Un calvario iniziato a fine luglio, quando la signora accusa forti dolori alle gambe e difficoltà che non le permettevano di camminare; i familiari decidono di sottoporla a consulenza al Policlinico, dove le viene diagnosticata una neuropatia diabetica. Dimessa con una terapia domiciliare, la stessa notte cade e si frattura la spalla destra. Trasportata alla Cot, viene immobilizzata e mandata a casa; di fronte all’impossibilità di gestirla però, la figlia si reca con lei al Piemonte: da qui, dopo uno screening di massima che riconferma la diagnosi di neuropatia diabetica, viene trasferita a villa Contino per un trattamento prolungato di fisioterapia. «In nessuno dei presidi – precisa Carmen – mamma è mai stata sottoposta a esami specifici». Sei settimane di degenza durante le quali Pina più volte manifesta alla figlia il desiderio di tornare a casa perché «non si sentiva trattata bene».

Cure inefficaci

«Ho perso dieci anni di vita», le diceva con la voce rotta dal pianto. La fisioterapia non sortisce gli effetti sperati e i familiari, sempre più demoralizzati, riportano la signora alla Cot dove una gastroscopia rivelerà la presenza di un carcinoma allo stomaco.
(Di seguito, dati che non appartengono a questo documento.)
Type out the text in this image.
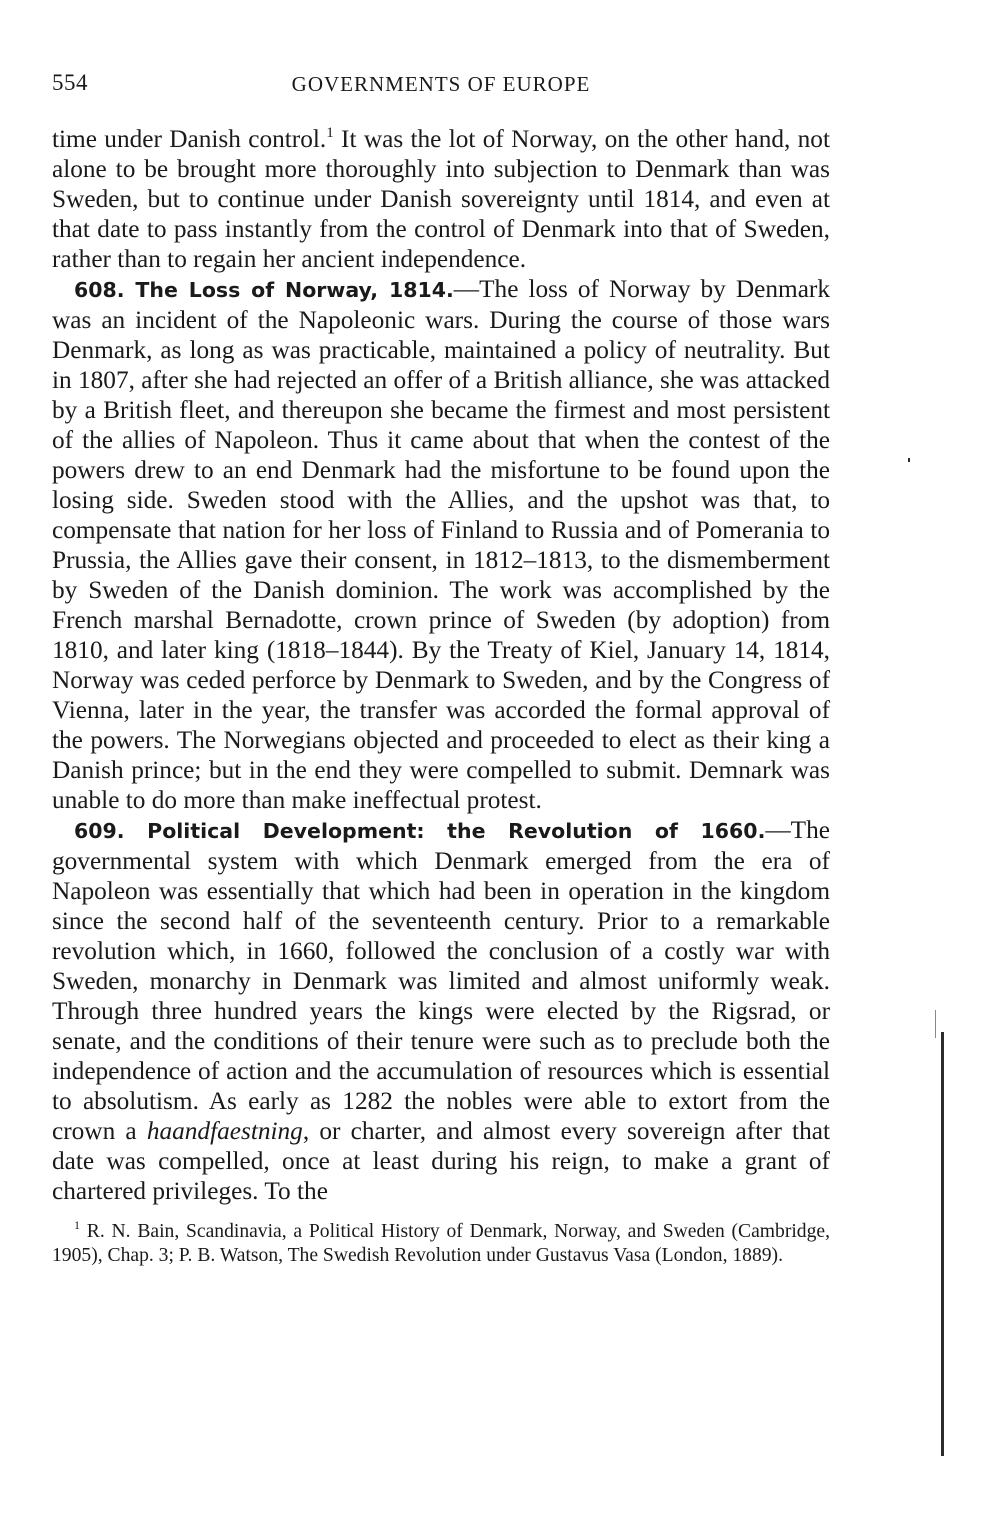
554	GOVERNMENTS OF EUROPE

time under Danish control.$^1$ It was the lot of Norway, on the other hand, not alone to be brought more thoroughly into subjection to Denmark than was Sweden, but to continue under Danish sovereignty until 1814, and even at that date to pass instantly from the control of Denmark into that of Sweden, rather than to regain her ancient independence.

608. The Loss of Norway, 1814.—The loss of Norway by Denmark was an incident of the Napoleonic wars. During the course of those wars Denmark, as long as was practicable, maintained a policy of neutrality. But in 1807, after she had rejected an offer of a British alliance, she was attacked by a British fleet, and thereupon she became the firmest and most persistent of the allies of Napoleon. Thus it came about that when the contest of the powers drew to an end Denmark had the misfortune to be found upon the losing side. Sweden stood with the Allies, and the upshot was that, to compensate that nation for her loss of Finland to Russia and of Pomerania to Prussia, the Allies gave their consent, in 1812–1813, to the dismemberment by Sweden of the Danish dominion. The work was accomplished by the French marshal Bernadotte, crown prince of Sweden (by adoption) from 1810, and later king (1818–1844). By the Treaty of Kiel, January 14, 1814, Norway was ceded perforce by Denmark to Sweden, and by the Congress of Vienna, later in the year, the transfer was accorded the formal approval of the powers. The Norwegians objected and proceeded to elect as their king a Danish prince; but in the end they were compelled to submit. Demnark was unable to do more than make ineffectual protest.

609. Political Development: the Revolution of 1660.—The governmental system with which Denmark emerged from the era of Napoleon was essentially that which had been in operation in the kingdom since the second half of the seventeenth century. Prior to a remarkable revolution which, in 1660, followed the conclusion of a costly war with Sweden, monarchy in Denmark was limited and almost uniformly weak. Through three hundred years the kings were elected by the Rigsrad, or senate, and the conditions of their tenure were such as to preclude both the independence of action and the accumulation of resources which is essential to absolutism. As early as 1282 the nobles were able to extort from the crown a haandfaestning, or charter, and almost every sovereign after that date was compelled, once at least during his reign, to make a grant of chartered privileges. To the

$^1$ R. N. Bain, Scandinavia, a Political History of Denmark, Norway, and Sweden (Cambridge, 1905), Chap. 3; P. B. Watson, The Swedish Revolution under Gustavus Vasa (London, 1889).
Il giorno prima di essere dimessa e trasferita a Villa Salus per un intervento chirurgico, risulta positiva al Covid. Era stata sottoposta a tampone a seguito del caso di un operatore sanitario. Viene ricoverata al Policlinico, prima in medicina interna e poi in pneumologia, nel reparto Covid. Il 9 novembre era riuscita a parlare l’ultima volta con la figlia; «Mamma non parlava bene, biascicava le parole, probabilmente per la mancanza di ossigeno al cervello; il medico sosteneva fossero gli effetti della prolungata ospedalizzazione». Pina è morta prima di essere intubata; «Se fossero riusciti a fare subito una diagnosi precisa, forse si sarebbe salvata», afferma Carmen che da quel giorno non riesce a darsi pace. L’unica consolazione è il calore del personale sanitario ricevuto alla pneumologia del Policlinico. «Dietro ogni paziente c’è una persona con la sua dignità, ma questo purtroppo spesso nelle strutture sanitarie non è compreso», conclude Carmen che ha voluto condividere con i lettori «l’amarezza di quest’esperienza di solitudine, affinché nessun’altro più debba viverla!».